O silêncio se estendia por tempo excessivo enquanto ela tentava ordenar os pensamentos caóticos e desconexos. Lauren aguardava, com o olhar firme e expressão ilegível. Idiota!

O que mais a desestabilizara fora a forma gentil, adocicada… melhor, derretida, como ela mencionara que as duas haviam estudado juntas e mencionara a dúvida sobre Camila se lembrar dela ou não. Como se a crueldade com que a tratara não tivesse sido um dos momentos cruciais de sua existência.

O pensamento de que o modo como Lauren a tratara não aparecia no radar pessoal de Lauren foi o catalisadora para que ela recuperasse a determinação.

A última vez em que vira aquela idiota, Lauren se esmerara em humilhá-la em grande estilo.
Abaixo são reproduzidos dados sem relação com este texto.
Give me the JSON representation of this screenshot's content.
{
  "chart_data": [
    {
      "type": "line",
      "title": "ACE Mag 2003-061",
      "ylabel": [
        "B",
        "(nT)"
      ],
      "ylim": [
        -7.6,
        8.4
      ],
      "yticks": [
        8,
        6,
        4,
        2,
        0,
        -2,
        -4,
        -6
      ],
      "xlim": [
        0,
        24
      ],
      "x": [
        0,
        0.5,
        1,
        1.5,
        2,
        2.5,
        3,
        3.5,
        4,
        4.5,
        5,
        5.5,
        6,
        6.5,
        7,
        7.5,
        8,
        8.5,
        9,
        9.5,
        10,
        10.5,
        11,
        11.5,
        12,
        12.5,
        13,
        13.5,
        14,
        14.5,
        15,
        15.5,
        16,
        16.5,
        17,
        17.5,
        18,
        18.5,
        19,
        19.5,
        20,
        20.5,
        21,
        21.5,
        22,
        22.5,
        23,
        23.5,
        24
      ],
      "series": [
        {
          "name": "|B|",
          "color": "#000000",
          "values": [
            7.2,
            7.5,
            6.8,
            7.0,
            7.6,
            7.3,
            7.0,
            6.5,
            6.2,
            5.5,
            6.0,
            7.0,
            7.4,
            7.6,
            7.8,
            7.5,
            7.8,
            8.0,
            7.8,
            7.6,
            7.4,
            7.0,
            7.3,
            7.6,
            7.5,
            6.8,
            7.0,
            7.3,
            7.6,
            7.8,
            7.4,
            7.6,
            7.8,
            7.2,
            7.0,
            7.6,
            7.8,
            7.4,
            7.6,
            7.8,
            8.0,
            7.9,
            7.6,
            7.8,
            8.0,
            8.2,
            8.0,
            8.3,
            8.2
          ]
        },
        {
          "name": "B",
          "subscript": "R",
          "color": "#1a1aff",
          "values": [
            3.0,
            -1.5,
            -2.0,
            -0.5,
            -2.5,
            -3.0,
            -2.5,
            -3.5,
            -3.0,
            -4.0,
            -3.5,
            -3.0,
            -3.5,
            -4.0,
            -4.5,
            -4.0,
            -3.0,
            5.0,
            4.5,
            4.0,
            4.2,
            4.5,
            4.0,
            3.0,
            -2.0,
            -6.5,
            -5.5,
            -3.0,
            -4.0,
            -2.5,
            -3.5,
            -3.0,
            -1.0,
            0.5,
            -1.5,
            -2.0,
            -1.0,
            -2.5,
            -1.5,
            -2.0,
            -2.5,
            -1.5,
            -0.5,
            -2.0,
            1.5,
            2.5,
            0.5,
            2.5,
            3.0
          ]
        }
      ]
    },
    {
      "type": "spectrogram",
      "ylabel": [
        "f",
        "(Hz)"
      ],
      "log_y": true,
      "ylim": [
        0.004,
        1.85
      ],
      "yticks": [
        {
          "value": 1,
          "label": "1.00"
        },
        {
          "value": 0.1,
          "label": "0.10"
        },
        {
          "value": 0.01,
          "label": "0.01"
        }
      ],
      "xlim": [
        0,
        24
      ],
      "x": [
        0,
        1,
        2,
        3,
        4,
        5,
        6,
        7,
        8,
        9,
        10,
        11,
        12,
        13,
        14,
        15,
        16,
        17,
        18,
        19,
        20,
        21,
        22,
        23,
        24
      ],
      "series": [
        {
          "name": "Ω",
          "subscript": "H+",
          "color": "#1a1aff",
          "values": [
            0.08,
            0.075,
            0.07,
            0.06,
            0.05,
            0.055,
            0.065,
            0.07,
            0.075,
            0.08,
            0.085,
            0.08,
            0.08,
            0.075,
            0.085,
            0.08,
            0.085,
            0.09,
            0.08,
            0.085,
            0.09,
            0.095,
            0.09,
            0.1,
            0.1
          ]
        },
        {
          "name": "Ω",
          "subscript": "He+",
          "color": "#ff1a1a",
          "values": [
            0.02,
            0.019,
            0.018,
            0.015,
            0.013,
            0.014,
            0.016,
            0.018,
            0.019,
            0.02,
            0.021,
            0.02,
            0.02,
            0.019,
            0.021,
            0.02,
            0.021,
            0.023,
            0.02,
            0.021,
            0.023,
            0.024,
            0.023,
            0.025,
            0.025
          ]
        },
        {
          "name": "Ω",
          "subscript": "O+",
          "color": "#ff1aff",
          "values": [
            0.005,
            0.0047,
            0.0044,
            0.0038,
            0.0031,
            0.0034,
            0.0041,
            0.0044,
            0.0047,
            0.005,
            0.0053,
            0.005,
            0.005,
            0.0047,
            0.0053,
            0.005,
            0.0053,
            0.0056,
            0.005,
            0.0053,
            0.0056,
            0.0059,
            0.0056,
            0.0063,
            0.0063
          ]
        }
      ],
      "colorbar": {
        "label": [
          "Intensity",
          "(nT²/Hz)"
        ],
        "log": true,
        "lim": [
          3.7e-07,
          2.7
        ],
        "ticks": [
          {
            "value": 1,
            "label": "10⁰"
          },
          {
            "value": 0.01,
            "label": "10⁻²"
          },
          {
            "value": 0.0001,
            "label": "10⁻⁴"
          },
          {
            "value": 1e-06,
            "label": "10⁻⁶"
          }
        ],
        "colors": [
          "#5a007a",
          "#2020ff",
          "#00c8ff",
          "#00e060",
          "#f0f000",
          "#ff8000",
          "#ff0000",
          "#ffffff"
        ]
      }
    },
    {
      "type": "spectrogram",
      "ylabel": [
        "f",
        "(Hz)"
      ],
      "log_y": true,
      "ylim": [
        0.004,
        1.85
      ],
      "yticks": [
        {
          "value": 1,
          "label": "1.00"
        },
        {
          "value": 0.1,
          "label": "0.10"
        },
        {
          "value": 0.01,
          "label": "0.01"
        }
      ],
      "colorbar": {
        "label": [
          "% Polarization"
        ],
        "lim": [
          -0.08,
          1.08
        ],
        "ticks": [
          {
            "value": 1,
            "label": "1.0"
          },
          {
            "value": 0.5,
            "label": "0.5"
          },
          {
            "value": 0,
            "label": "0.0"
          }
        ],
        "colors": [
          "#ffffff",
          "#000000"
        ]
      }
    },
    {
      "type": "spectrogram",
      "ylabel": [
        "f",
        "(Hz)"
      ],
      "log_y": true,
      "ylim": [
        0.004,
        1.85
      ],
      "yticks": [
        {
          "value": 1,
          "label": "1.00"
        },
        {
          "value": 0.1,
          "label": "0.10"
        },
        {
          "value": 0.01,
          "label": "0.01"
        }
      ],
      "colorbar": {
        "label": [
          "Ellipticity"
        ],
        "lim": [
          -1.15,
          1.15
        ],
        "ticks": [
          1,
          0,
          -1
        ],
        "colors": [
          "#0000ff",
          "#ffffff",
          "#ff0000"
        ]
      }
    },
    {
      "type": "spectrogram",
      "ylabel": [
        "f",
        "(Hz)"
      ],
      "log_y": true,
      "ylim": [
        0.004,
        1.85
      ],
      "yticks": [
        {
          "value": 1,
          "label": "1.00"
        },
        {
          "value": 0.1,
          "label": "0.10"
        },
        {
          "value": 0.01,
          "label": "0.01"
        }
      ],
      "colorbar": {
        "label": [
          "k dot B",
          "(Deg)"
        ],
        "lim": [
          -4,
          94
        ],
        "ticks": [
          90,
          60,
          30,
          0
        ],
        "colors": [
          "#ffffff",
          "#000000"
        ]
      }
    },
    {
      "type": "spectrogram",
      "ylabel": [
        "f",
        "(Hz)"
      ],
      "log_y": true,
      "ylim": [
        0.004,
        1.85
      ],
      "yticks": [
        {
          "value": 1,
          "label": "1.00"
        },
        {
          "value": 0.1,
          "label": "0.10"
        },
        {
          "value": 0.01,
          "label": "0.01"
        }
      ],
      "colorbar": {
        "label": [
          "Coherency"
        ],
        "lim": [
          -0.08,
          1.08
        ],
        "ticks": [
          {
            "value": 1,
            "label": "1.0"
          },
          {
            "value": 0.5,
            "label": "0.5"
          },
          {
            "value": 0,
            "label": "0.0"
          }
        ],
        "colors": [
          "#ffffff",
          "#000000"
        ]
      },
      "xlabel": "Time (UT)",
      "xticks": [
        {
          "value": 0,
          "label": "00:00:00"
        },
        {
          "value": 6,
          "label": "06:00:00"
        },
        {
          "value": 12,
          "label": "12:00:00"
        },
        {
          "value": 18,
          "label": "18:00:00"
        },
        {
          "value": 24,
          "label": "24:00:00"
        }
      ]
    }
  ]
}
Lauren não teria uma segunda chance.

Aprumando os ombros, Camila limpou a garganta.

– Suponho que tenha entrado para a equipe na semana passada, certo? – perguntou.

Para encorajar a ilusão do profissionalismo, pegou um bloco e uma caneta esperando desesperadamente que as mãos não estivessem trêmulas.

– Sim. Basicamente peguei do ponto onde Joss parou. A equipe é ótima, no controle de tudo – disse Lauren.

Camila experimentou um arrepio diante da forma presunçosa como que ela fez o elogio. Como se tivesse sido ela a escolher e treinar a equipe pessoalmente e não Camila. Como se estivesse dizendo algo que ela não soubesse.

– Sim, é uma ótima equipe. Muito experiente. Fiquei surpresa que Selena não tenha considerado escolher um deles para segurar o rojão até o retorno de Joss.

No instante em que as palavras lhe escaparam dos lábios, Camila soube que cometera um erro tático. Para começar, nenhum dos membros da equipe estava no estágio de assumir o programa de imediato. E Lauren saberia disso após passar uma semana com eles. A Idiota!

Segundo e mais importante, acabara de entregar seu jogo. Lauren sabia que ela não a queria ali. Podia ver aquilo refletido nos olhos verdes, juntamente com o fato de que não dava a menor importância à sua opinião.

– Acho que deveria conversar com Selena sobre isso – Lauren deu de ombros, extremamente frio.

Camila engoliu em seco o xingamento que instintivamente lhe veio aos lábios.

– Já que você se adaptou tão bem, é melhor irmos direto ao que interessa – disse ela com voz tensa, determinada a não lhe dar mais nenhuma vantagem.

– Claro. Quer que eu recapitule os episódios da última semana ou teve oportunidade de lê-los antes de voltar? – perguntou Lauren.

Camila resistiu à ânsia de lhe dar uma resposta defensiva, culpando o voo atrasado pela sua falta de preparo. Ela era a chefe de Lauren e não o contrário.

– Basta me atualizar sobre os pontos principais – respondeu, calma.

– Claro.

Inclinando a cadeira um pouco para trás, Camila juntou as pontas dos dedos das duas mãos e tentou uma expressão confiante e controlada.

Qualquer coisa para sobreviver àquele primeiro encontro com a dignidade intacta.